The 1st Wave came as a massive EMP strike that left Earth in the dark. The 2nd Wave created massive tsunamis that killed three billion people. The 3rd Wave was the Red Death—a virus with a 97% kill rate. The 4th Wave was more subtle, and it isolated the survivors. It’s impossible to know who you can trust when the enemy looks human.
Cassie, her brother Sam, and their dad have found temporary safety in a refugee camp. When soldiers arrive to transport children to the safety of Wright-Patterson Air Force Base, Cassie protests. She doesn’t want their family to be separated, but her dad insists on sending Sam to the base where he’ll stand a better chance of survival. Cassie chooses to stay behind with her dad, and when the Others destroy the camp, she’s left alone. The only thing that matters to her now is finding Sam.
Ben is as good as dead when soldiers find him, but within the shelter of Wright-Patterson, he fights back from the verge of death. He’s then given the chance to become part of the resistance. Ben likes the idea of making the Others pay for everything they’ve done, but what’s even more appealing is the thought of finding a way to silence the guilt that haunts him.
Ben wants nothing more than to leave the past behind. Cassie can’t let go. Their journeys will lead them toward each other and the truth about the 5th Wave.

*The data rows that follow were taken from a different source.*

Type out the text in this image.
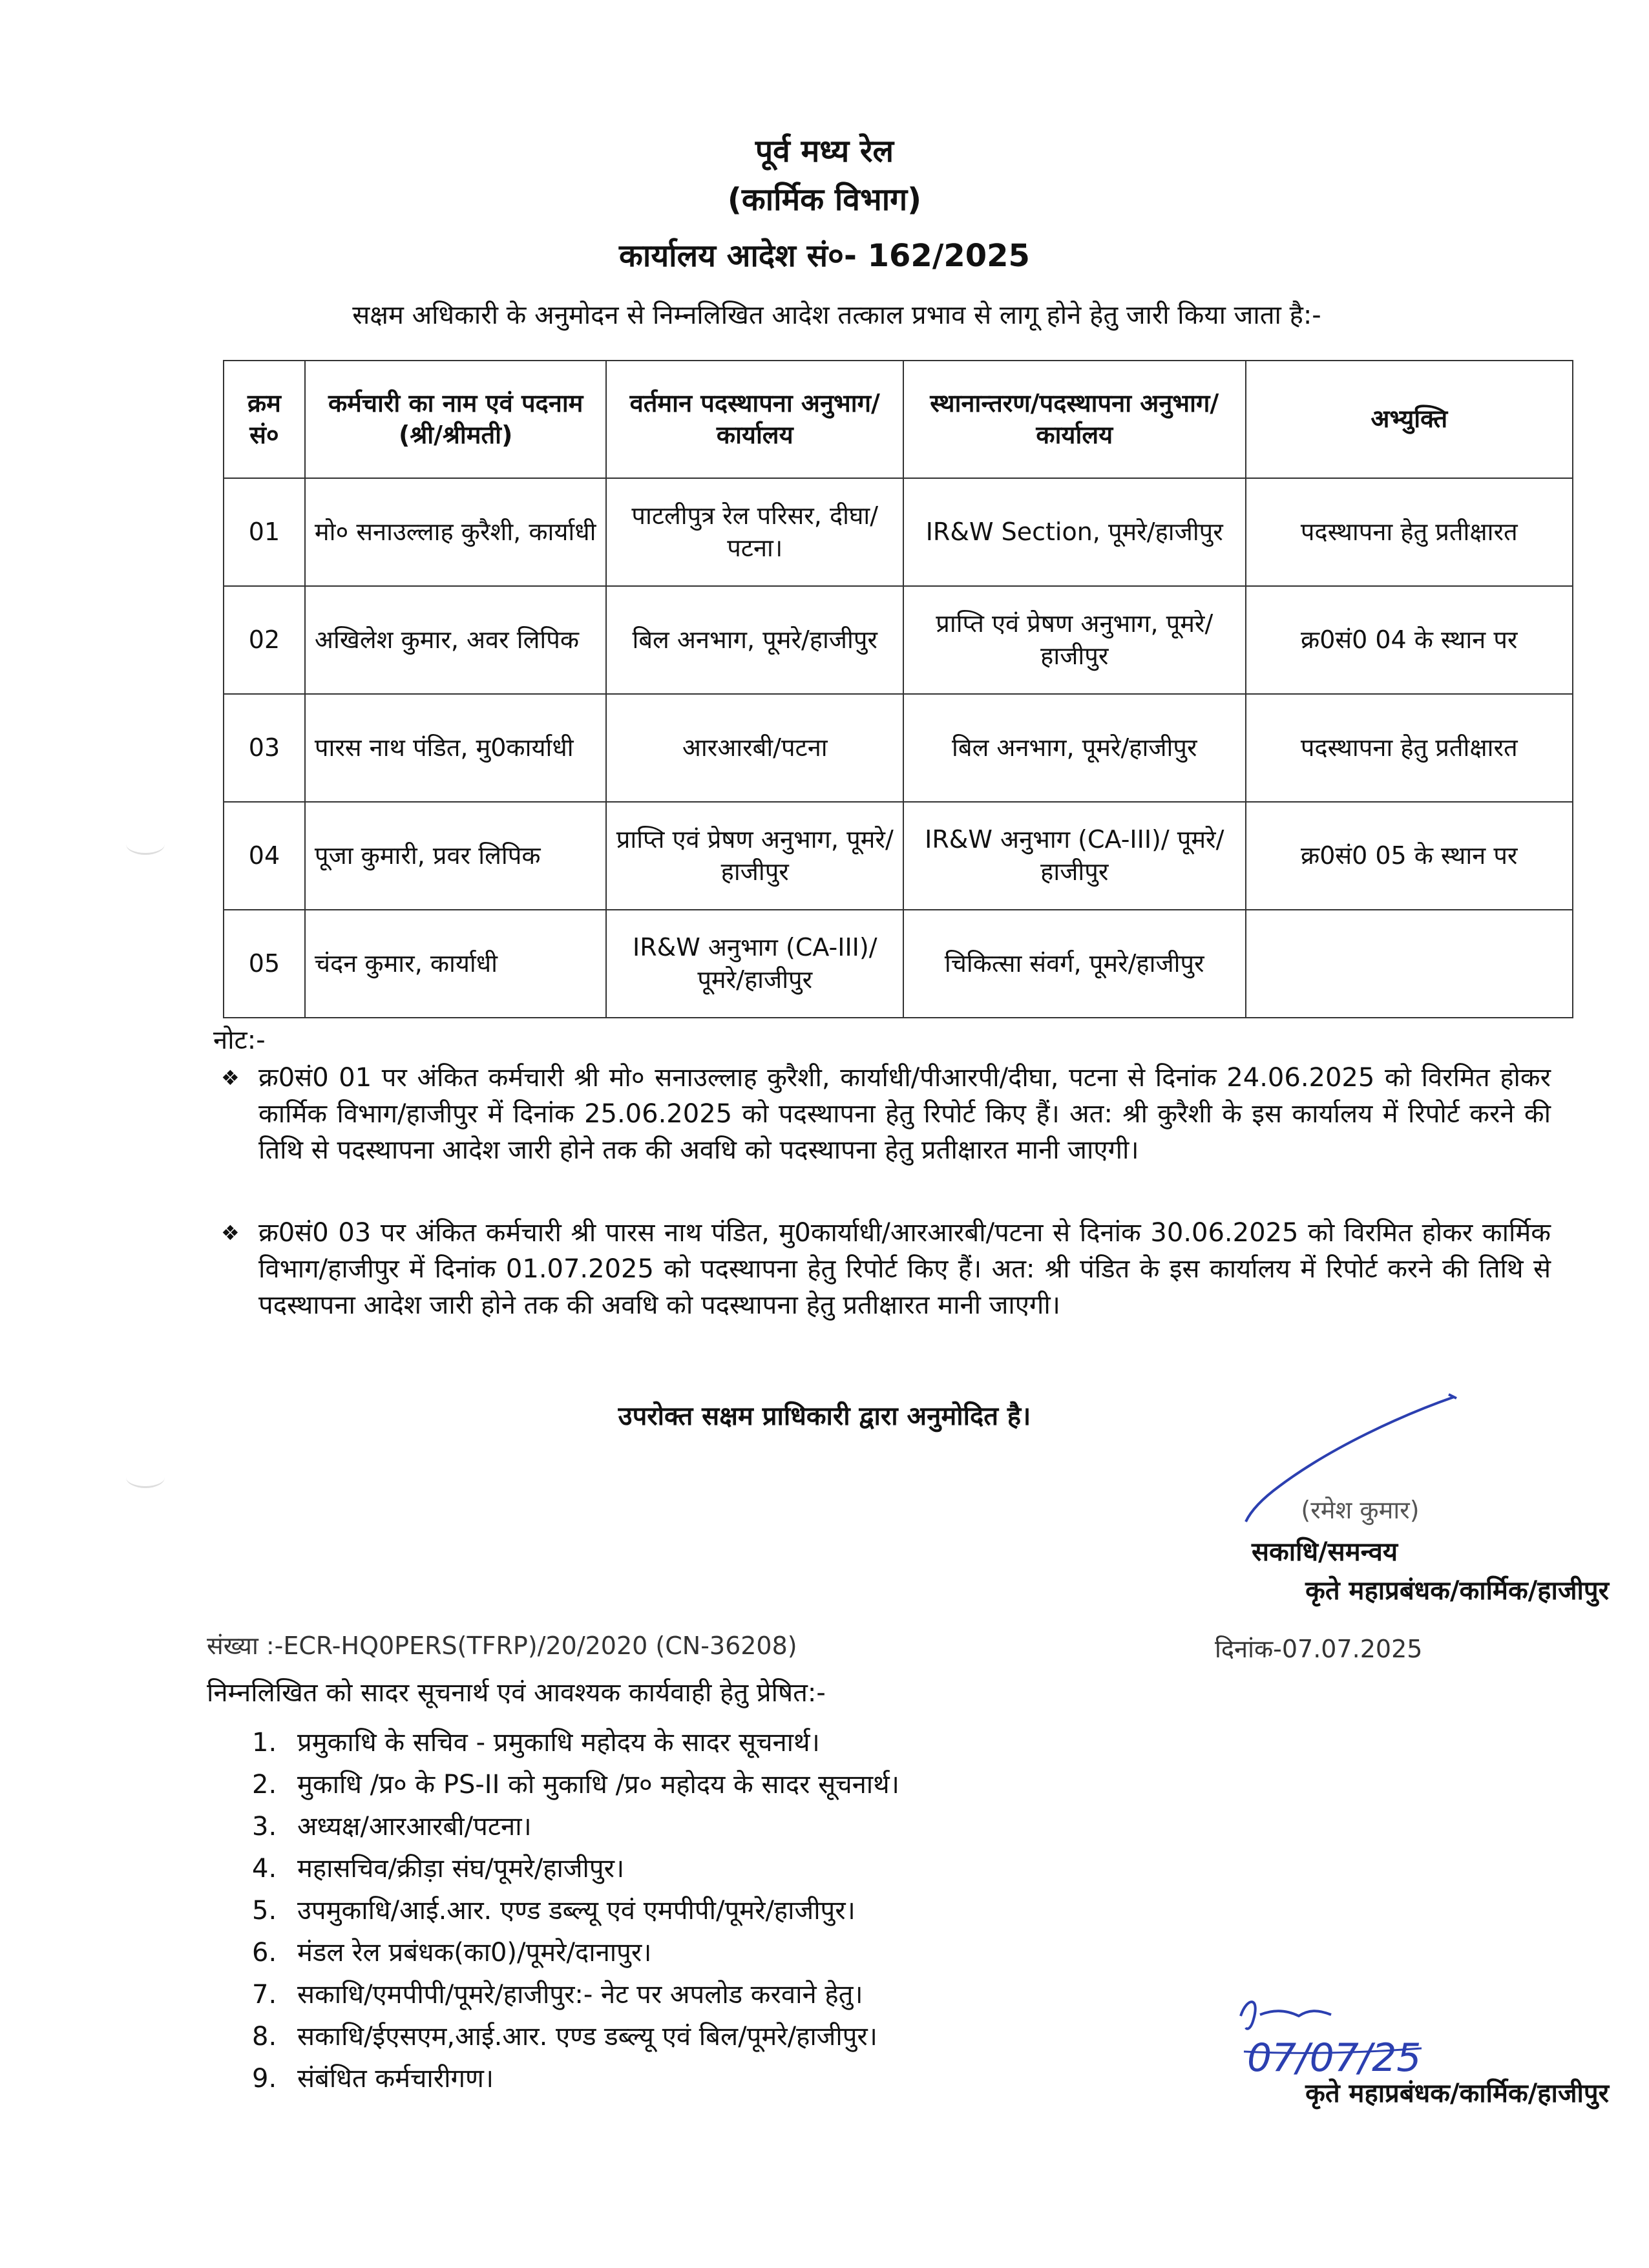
पूर्व मध्य रेल
(कार्मिक विभाग)
कार्यालय आदेश सं०- 162/2025
सक्षम अधिकारी के अनुमोदन से निम्नलिखित आदेश तत्काल प्रभाव से लागू होने हेतु जारी किया जाता है:-
क्रम सं०	कर्मचारी का नाम एवं पदनाम (श्री/श्रीमती)	वर्तमान पदस्थापना अनुभाग/कार्यालय	स्थानान्तरण/पदस्थापना अनुभाग/कार्यालय	अभ्युक्ति
01	मो० सनाउल्लाह कुरैशी, कार्याधी	पाटलीपुत्र रेल परिसर, दीघा/पटना।	IR&W Section, पूमरे/हाजीपुर	पदस्थापना हेतु प्रतीक्षारत
02	अखिलेश कुमार, अवर लिपिक	बिल अनभाग, पूमरे/हाजीपुर	प्राप्ति एवं प्रेषण अनुभाग, पूमरे/हाजीपुर	क्र0सं0 04 के स्थान पर
03	पारस नाथ पंडित, मु0कार्याधी	आरआरबी/पटना	बिल अनभाग, पूमरे/हाजीपुर	पदस्थापना हेतु प्रतीक्षारत
04	पूजा कुमारी, प्रवर लिपिक	प्राप्ति एवं प्रेषण अनुभाग, पूमरे/हाजीपुर	IR&W अनुभाग (CA-III)/ पूमरे/हाजीपुर	क्र0सं0 05 के स्थान पर
05	चंदन कुमार, कार्याधी	IR&W अनुभाग (CA-III)/ पूमरे/हाजीपुर	चिकित्सा संवर्ग, पूमरे/हाजीपुर	
नोट:-
❖ क्र0सं0 01 पर अंकित कर्मचारी श्री मो० सनाउल्लाह कुरैशी, कार्याधी/पीआरपी/दीघा, पटना से दिनांक 24.06.2025 को विरमित होकर कार्मिक विभाग/हाजीपुर में दिनांक 25.06.2025 को पदस्थापना हेतु रिपोर्ट किए हैं। अत: श्री कुरैशी के इस कार्यालय में रिपोर्ट करने की तिथि से पदस्थापना आदेश जारी होने तक की अवधि को पदस्थापना हेतु प्रतीक्षारत मानी जाएगी।
❖ क्र0सं0 03 पर अंकित कर्मचारी श्री पारस नाथ पंडित, मु0कार्याधी/आरआरबी/पटना से दिनांक 30.06.2025 को विरमित होकर कार्मिक विभाग/हाजीपुर में दिनांक 01.07.2025 को पदस्थापना हेतु रिपोर्ट किए हैं। अत: श्री पंडित के इस कार्यालय में रिपोर्ट करने की तिथि से पदस्थापना आदेश जारी होने तक की अवधि को पदस्थापना हेतु प्रतीक्षारत मानी जाएगी।
उपरोक्त सक्षम प्राधिकारी द्वारा अनुमोदित है।
(रमेश कुमार)
सकाधि/समन्वय
कृते महाप्रबंधक/कार्मिक/हाजीपुर
संख्या :-ECR-HQ0PERS(TFRP)/20/2020 (CN-36208)	दिनांक-07.07.2025
निम्नलिखित को सादर सूचनार्थ एवं आवश्यक कार्यवाही हेतु प्रेषित:-
1. प्रमुकाधि के सचिव - प्रमुकाधि महोदय के सादर सूचनार्थ।
2. मुकाधि /प्र० के PS-II को मुकाधि /प्र० महोदय के सादर सूचनार्थ।
3. अध्यक्ष/आरआरबी/पटना।
4. महासचिव/क्रीड़ा संघ/पूमरे/हाजीपुर।
5. उपमुकाधि/आई.आर. एण्ड डब्ल्यू एवं एमपीपी/पूमरे/हाजीपुर।
6. मंडल रेल प्रबंधक(का0)/पूमरे/दानापुर।
7. सकाधि/एमपीपी/पूमरे/हाजीपुर:- नेट पर अपलोड करवाने हेतु।
8. सकाधि/ईएसएम,आई.आर. एण्ड डब्ल्यू एवं बिल/पूमरे/हाजीपुर।
9. संबंधित कर्मचारीगण।	07/07/25
कृते महाप्रबंधक/कार्मिक/हाजीपुर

There’s a lot of back story in the first few chapters of The 5th Wave, so it gets off to a slow start. Fortunately the post-apocalyptic feel intrigued me enough to keep reading, and I’m glad I did because the pace picks up. While I wouldn’t say the plot is completely unpredictable, author Rick Yancey still manages to work in a couple of surprises and keep you turning pages just to see how everything comes together. He balances regret and hope, despair and determination in a story dealing with one of my favorite themes (and one science fiction does so well): What does it mean to be human?
The sequel (currently untitled) is expected to release in May of 2014.